Seems to me every time you want to something as needle-tip specific as this, you gotta do it by hand.

The -bmsd switch will populate your sysprep.inf with ONLY those drivers that come standard in the WinXP Source disk you installed with. It wont add in the new drivers you really want.

Useless eh?

Short and skinny, you gotta roll up your sleeves and dig through your drivers own personal .inf files. You gotta find stuff that looks like this (this is taken from my own Intel Matrix Drivers):

Code:
PCI\VEN_8086&DEV_2652&CC_0106=<whatever>
PCI\VEN_8086&DEV_2653&CC_0106=<whatever>
PCI\VEN_8086&DEV_2652&CC_0104=<whatever>
That stuff wont be just hanging around on it's own.
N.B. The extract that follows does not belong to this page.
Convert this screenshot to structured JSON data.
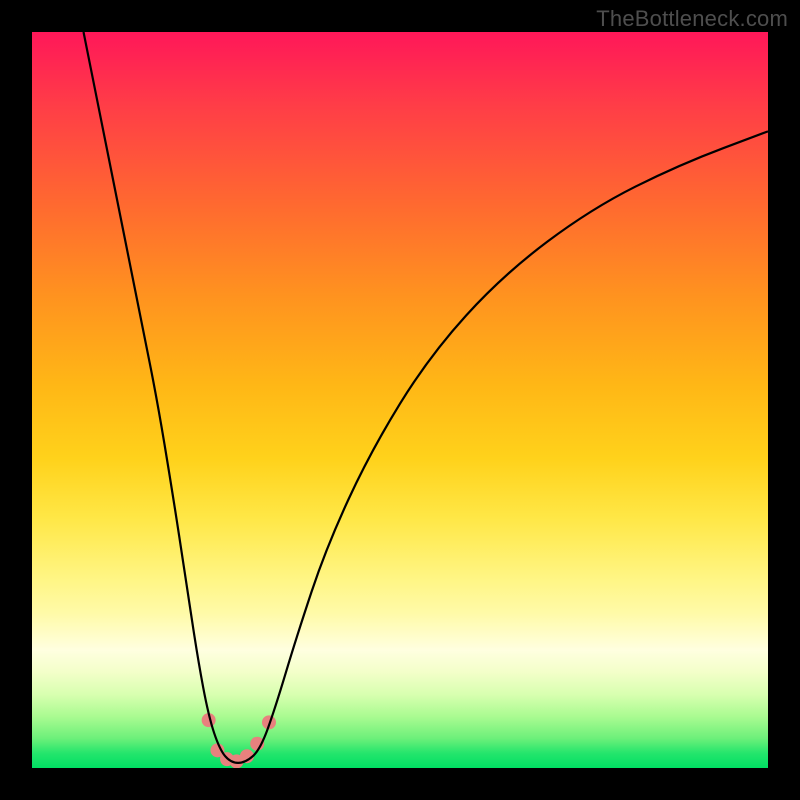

If memory serves, you'll find device descriptions or something on the right hand side of that equal sign.

The only thing you care about are the explicit device ID's (thats the PCI\Ven_<blah>&Dev_<blah>&CC_<blah>). Once you isolate all the device id's defined by the drivers INF file, you then drop those into sysprep.inf and replace the right hand junk with your explicit path to the original driver.inf file that originally defined them.

I'm on vacation in Oklahoma right now or I'd through up a comparison between the driver INF guts vs. the handcrafted sysprep.inf entries. If you still have trouble give a shout back and I'll do it.

But yeah. With these damned ACHI drivers, you gotta really get personal with the driver's .inf file. And it's messy in there. Really, freakishly messy. But the stuff you're looking for always looks the same.